= Station house officer =

Officer in charge of a police station in India and Pakistan

Insignia of Sub-inspector and Inspector
(L to R)

A station house officer (SHO) is the officer in charge of a police station in India and Pakistan. The Station House Officer (SHO) is a police officer of such rank as may be fixed by the government who is entrusted with the overall supervision of the functions of each police station and that officer shall be the officer in charge of the police station. The SHO holds the rank of inspector or sub-inspector. A station house officer is not a rank, but rather a post or designation. In India, the law permits a station house officer to conduct the investigation of crimes.

As of 1 January 2022, there are a total of 16,955 sanctioned police stations in India. Some police stations in India have Police Inspector as Station House Officer with two or more Sub Inspectors assisting him in Law & Order and Crime control and detection.

- Officer-in-charge (OC)
In some states in India, the SHO is also called the Officer-in-charge (OC), mostly in rural areas where a police station is headed by a Sub-inspector of police.

- Inspector-in-charge (IC)

Insignia of Inspector-in-Charge in West Bengal Police.

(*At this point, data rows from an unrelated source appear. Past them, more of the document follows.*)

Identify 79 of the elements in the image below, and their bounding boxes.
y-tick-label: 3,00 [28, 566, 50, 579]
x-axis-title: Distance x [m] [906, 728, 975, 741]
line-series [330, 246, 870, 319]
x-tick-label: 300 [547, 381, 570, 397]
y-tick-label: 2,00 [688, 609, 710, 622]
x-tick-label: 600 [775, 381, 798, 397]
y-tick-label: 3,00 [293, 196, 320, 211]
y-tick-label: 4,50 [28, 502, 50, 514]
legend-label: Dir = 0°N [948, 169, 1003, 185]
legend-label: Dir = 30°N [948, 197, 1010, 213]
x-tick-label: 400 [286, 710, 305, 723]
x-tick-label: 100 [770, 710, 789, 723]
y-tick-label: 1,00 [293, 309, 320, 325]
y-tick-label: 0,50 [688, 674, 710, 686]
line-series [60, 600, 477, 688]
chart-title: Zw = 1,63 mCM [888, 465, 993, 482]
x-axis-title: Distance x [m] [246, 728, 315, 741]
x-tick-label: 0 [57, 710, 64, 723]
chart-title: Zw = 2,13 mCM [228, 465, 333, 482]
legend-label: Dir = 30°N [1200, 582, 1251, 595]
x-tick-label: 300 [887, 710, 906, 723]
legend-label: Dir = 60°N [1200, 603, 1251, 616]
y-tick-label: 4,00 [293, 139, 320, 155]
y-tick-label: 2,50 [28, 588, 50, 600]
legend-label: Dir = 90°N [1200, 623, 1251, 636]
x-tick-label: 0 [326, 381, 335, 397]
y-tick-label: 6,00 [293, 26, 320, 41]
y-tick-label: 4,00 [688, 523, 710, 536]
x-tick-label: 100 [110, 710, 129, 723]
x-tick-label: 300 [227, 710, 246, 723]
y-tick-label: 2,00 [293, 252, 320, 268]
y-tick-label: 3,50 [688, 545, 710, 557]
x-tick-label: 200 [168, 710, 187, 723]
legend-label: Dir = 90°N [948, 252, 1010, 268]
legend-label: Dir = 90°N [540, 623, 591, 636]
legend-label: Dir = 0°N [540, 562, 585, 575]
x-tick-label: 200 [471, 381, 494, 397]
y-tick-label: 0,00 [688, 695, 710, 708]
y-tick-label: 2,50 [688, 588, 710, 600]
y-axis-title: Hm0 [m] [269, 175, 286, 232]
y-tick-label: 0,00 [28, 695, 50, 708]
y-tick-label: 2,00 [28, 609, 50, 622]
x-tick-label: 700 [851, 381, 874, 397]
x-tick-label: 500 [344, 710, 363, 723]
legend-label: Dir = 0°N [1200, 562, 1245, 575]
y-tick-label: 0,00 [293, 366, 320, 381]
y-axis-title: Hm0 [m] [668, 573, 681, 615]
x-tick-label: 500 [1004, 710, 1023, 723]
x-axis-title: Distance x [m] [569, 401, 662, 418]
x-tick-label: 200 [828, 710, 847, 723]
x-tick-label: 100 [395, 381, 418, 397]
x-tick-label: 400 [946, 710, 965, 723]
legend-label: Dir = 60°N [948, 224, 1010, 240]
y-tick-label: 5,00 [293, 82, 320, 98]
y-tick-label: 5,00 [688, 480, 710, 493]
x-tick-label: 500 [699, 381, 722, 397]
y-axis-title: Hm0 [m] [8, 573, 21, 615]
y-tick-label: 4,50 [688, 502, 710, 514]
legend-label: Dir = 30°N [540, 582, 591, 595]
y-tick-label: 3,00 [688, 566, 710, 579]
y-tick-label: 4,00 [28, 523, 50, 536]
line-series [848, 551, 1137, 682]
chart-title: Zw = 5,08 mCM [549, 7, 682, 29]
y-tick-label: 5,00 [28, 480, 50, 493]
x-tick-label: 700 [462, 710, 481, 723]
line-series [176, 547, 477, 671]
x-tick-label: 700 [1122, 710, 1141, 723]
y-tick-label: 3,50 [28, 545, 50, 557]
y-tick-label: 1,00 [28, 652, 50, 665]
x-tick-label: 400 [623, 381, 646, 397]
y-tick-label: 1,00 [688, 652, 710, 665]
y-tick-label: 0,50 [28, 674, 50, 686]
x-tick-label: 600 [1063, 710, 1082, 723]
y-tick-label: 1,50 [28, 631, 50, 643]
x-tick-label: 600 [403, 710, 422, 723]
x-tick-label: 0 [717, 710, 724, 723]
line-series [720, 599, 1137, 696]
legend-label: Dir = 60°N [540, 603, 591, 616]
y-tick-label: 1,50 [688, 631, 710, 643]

In West Bengal, mostly in urban or semi-urban areas, where a police station is headed by an inspector, is called the Inspector-in-charge (IC)

==Functions==
The Station House Officer:
- shall maintain law and order within the respective jurisdiction of each police station
- is responsible for the prevention and detection of crimes within the jurisdiction of the police station
- shall ensure timely completion of investigation and submission of Final Report before the Hon’ble Court
- is responsible for the proper functioning and supervision of subordinate police officers of the police station.
- Also to assist District/Local government administration in the case of natural or man made disaster.